Sasha De Sola and Angelo Greco danced the 1899 Petipa “Le Corsaire,” and Yuan Yuan Tan and Caro Di Lanno performed the recent Liang/Richter work “Letting Go.” Again it was admirable to see and contrast the history of ballet style through the centuries.
Since this is a centenary of Jerome Robbins’ ballets, it was delightful to see “In the Night.” performed by six dancers, Mathilde Froustey, Benjamin Freemantle, Jennifer Stahl, Tiit Helmets, Sarah Van Patten and Luke Ingham. Roy Bogas, as usual, played the Chopin admirably. Although we remember the jazzy work of Robbins, in this ballet, he is at his lyrical best.

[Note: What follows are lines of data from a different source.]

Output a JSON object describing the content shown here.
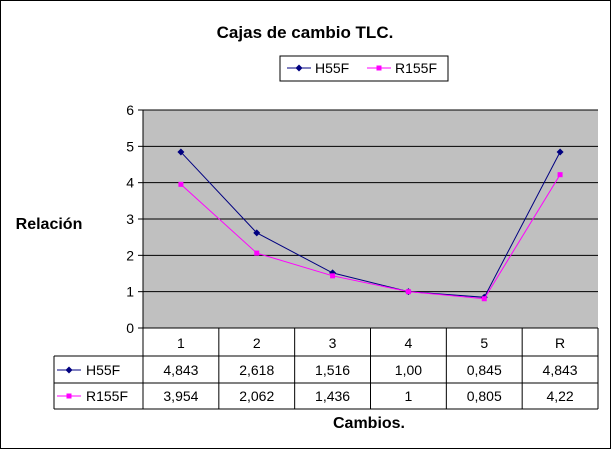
{
  "chart_data": {
    "type": "line",
    "title": "Cajas de cambio TLC.",
    "xlabel": "Cambios.",
    "ylabel": "Relación",
    "categories": [
      "1",
      "2",
      "3",
      "4",
      "5",
      "R"
    ],
    "ylim": [
      0,
      6
    ],
    "yticks": [
      "0",
      "1",
      "2",
      "3",
      "4",
      "5",
      "6"
    ],
    "grid": true,
    "legend_position": "top",
    "plot_background": "#c0c0c0",
    "series": [
      {
        "name": "H55F",
        "color": "#000080",
        "marker": "diamond",
        "values": [
          4.843,
          2.618,
          1.516,
          1.0,
          0.845,
          4.843
        ],
        "labels": [
          "4,843",
          "2,618",
          "1,516",
          "1,00",
          "0,845",
          "4,843"
        ]
      },
      {
        "name": "R155F",
        "color": "#ff00ff",
        "marker": "square",
        "values": [
          3.954,
          2.062,
          1.436,
          1,
          0.805,
          4.22
        ],
        "labels": [
          "3,954",
          "2,062",
          "1,436",
          "1",
          "0,805",
          "4,22"
        ]
      }
    ]
  }
}
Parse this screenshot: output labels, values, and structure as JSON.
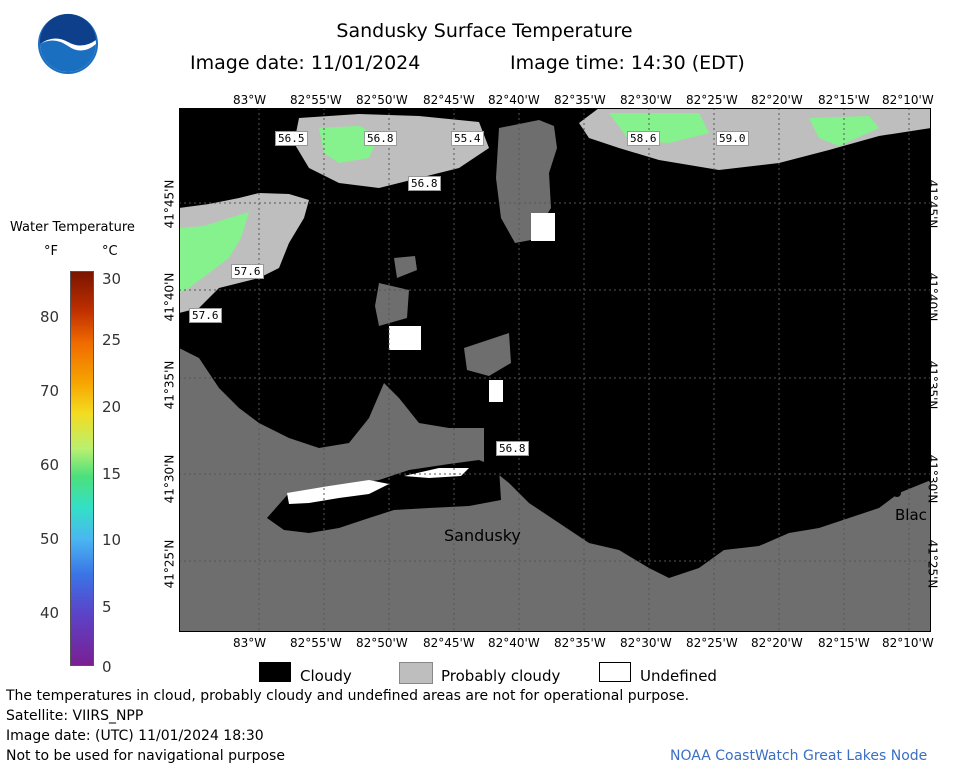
{
  "header": {
    "title": "Sandusky Surface Temperature",
    "image_date_label": "Image date: 11/01/2024",
    "image_time_label": "Image time: 14:30 (EDT)"
  },
  "legend": {
    "title": "Water Temperature",
    "unit_f": "°F",
    "unit_c": "°C",
    "f_ticks": [
      "80",
      "70",
      "60",
      "50",
      "40"
    ],
    "c_ticks": [
      "30",
      "25",
      "20",
      "15",
      "10",
      "5",
      "0"
    ],
    "key_cloudy": "Cloudy",
    "key_probably_cloudy": "Probably cloudy",
    "key_undefined": "Undefined"
  },
  "map": {
    "lon_ticks": [
      "83°W",
      "82°55'W",
      "82°50'W",
      "82°45'W",
      "82°40'W",
      "82°35'W",
      "82°30'W",
      "82°25'W",
      "82°20'W",
      "82°15'W",
      "82°10'W"
    ],
    "lat_ticks": [
      "41°45'N",
      "41°40'N",
      "41°35'N",
      "41°30'N",
      "41°25'N"
    ],
    "temp_labels": [
      "56.5",
      "56.8",
      "55.4",
      "56.8",
      "58.6",
      "59.0",
      "57.6",
      "57.6",
      "56.8"
    ],
    "place_sandusky": "Sandusky",
    "place_bla": "Blac"
  },
  "footer": {
    "disclaimer": "The temperatures in cloud, probably cloudy and undefined areas are not for operational purpose.",
    "satellite": "Satellite: VIIRS_NPP",
    "utc_date": "Image date: (UTC) 11/01/2024  18:30",
    "nav_note": "Not to be used for navigational purpose",
    "credit": "NOAA CoastWatch Great Lakes Node"
  },
  "colors": {
    "cloud": "#000000",
    "probably_cloudy": "#bebebe",
    "land": "#6e6e6e",
    "warm_water": "#86f28e",
    "credit_blue": "#3a6fc4"
  }
}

The program opened with “Little Waltz” danced by Students of the San Francisco Ballet School. It was a charming introduction to those future performers. The finale was Justin Peck’s “Rodeo: Four Dance Episodes” which we will see again later this season. The work uses the glorious talents of the men dancers of the company; Sofiane Sylve was the solo ballerina.
It was a triumph.
The “Celestial“ Gala evening brought the splendid audience much delight. It will be an exciting 2018 season with both historical memories and “Unbound” new works.